Waar de Byzantijnse ikoonschilders afstand scheppen tussen de vergoddelijkte Madonna met Kind en de toeschouwer (‘Door het venster zien we de heilige die we aanroepen’), betrekken schilders uit Italië en uit de Zuidelijke Nederlanden de toeschouwer er juist als getuige bij. Je wordt deelgenoot gemaakt, je staat op ooghoogte met de geschilderde personen. Bij de Vlaamse Primitieven word je nog dichter bij het onderwerp getrokken
dan bij de Italiaanse meesters.

Niet alleen ontlenen schilders uit Oost en West de vormentaal en composities aan elkaar,
ook de technieken vertonen overeenkomsten. Veel kunstenaars experimenteren om de hoogst mogelijke uitstraling te krijgen, met de bedoeling door het unieke, artistieke effect zoveel mogelijk opdrachten te verkrijgen.

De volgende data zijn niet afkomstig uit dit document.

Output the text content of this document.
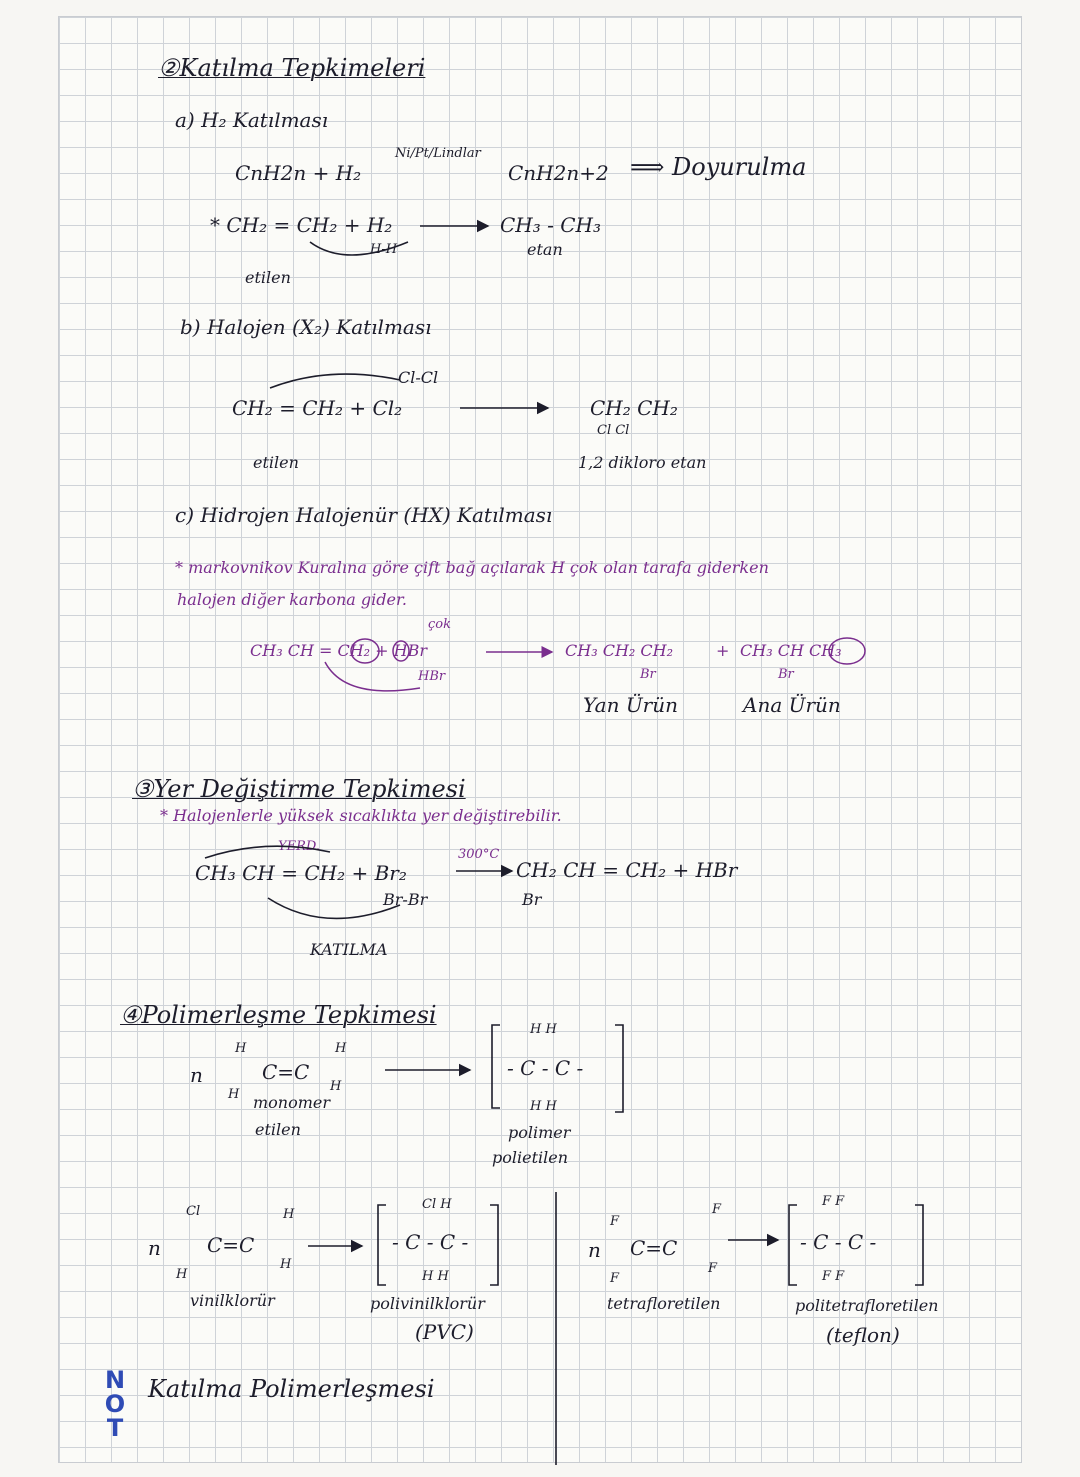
②Katılma Tepkimeleri
a) H₂ Katılması
CnH2n + H₂
Ni/Pt/Lindlar
CnH2n+2 ⟹ Doyurulma
* CH₂ = CH₂ + H₂
H-H
CH₃ - CH₃
etan
etilen
b) Halojen (X₂) Katılması
Cl-Cl
CH₂ = CH₂ + Cl₂	CH₂ CH₂
Cl Cl
etilen	1,2 dikloro etan
c) Hidrojen Halojenür (HX) Katılması
* markovnikov Kuralına göre çift bağ açılarak H çok olan tarafa giderken
halojen diğer karbona gider.
çok
CH₃ CH = CH₂ + HBr
HBr
CH₃ CH₂ CH₂
Br
+ CH₃ CH CH₃
Br
Yan Ürün	Ana Ürün
③Yer Değiştirme Tepkimesi
* Halojenlerle yüksek sıcaklıkta yer değiştirebilir.
YERD.
300°C
CH₃ CH = CH₂ + Br₂
Br-Br
CH₂ CH = CH₂ + HBr
Br
KATILMA
④Polimerleşme Tepkimesi
n
H	H
H
H
C=C
monomer
etilen
H H
- C - C -
H H
polimer
polietilen
n
Cl	H
H
H
C=C
vinilklorür
Cl H
- C - C -
H H
polivinilklorür
(PVC)
n
F
F
F
F
C=C
tetrafloretilen
F F
- C - C -
F F
politetrafloretilen
(teflon)
N
O
T
Katılma Polimerleşmesi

Werken alle schilders in Oost en West met vijftien tot twintig van dezelfde soorten pigmenten (de herkomst is lokaal, waardoor er al verschillen in kleur zijn) het kleureffect van hun schilderijen is wezenlijk verschillend. Dit wordt niet alleen veroorzaakt door het individuele kunstenaarschap, maar ook door toepassing van harsen en oliën in de schildering.

In de Renaissance, waarin de mens zich bijna boven Christus stelt als gevolg van een vergaande individualisering, herkennen we tegelijkertijd een ‘explosie van kleuren’ in de schilderkunst. Het moet een overdonderend effect op de toeschouwers hebben in een grauwe wereld. Dit staat in schril contrast tot de ’implosie van kleuren’, toegepast door de middeleeuwse ikoonschilders.

In de overgangsperiode van de late Middeleeuwen naar de Renaissance schilderen bovengenoemde Vlaamse Primitieven. Zij brengen, net als de ikoonschilders, verschillende verflagen aan, waardoor er een rijke uitstraling wordt verkregen. Twee exponenten van deze fijnschilders, de gebroeders Jan en Hubert van Eyck, worden in West-Europa van oudsher beschouwd als de uitvinders van de olieverf. Zij schilderen in een gemengde techniek van eitempera en olieverf. Nauwelijks bekend is echter dat Byzantijnse en Russische ikoonschilders voor hen al in deze techniek werken. Ze gebruiken voor hun schilderwerk naast ei, water en lokale pigmenten verschillende harsen en oliën. Maar ook zij zijn hierin voorgegaan door anderen: Afghaanse schilders hebben al eeuwen voor hen rotsschilderingen aangebracht met pigmenten in olie. De Westerse aanspraak op de olieverftechniek komt hierdoor te vervallen, en moet worden toegeschreven aan het Oosten. Net als de oorsprong van de ikoonschilderkunst. De wortel van deze kunst, waarbij de blik van de geportretteerde heilige ‘wezenloos’, naar binnen gekeerd is, ligt eveneens in het Oosten, in de Egyptische Fajoemportretten en in de Etruskische muurschilderingen.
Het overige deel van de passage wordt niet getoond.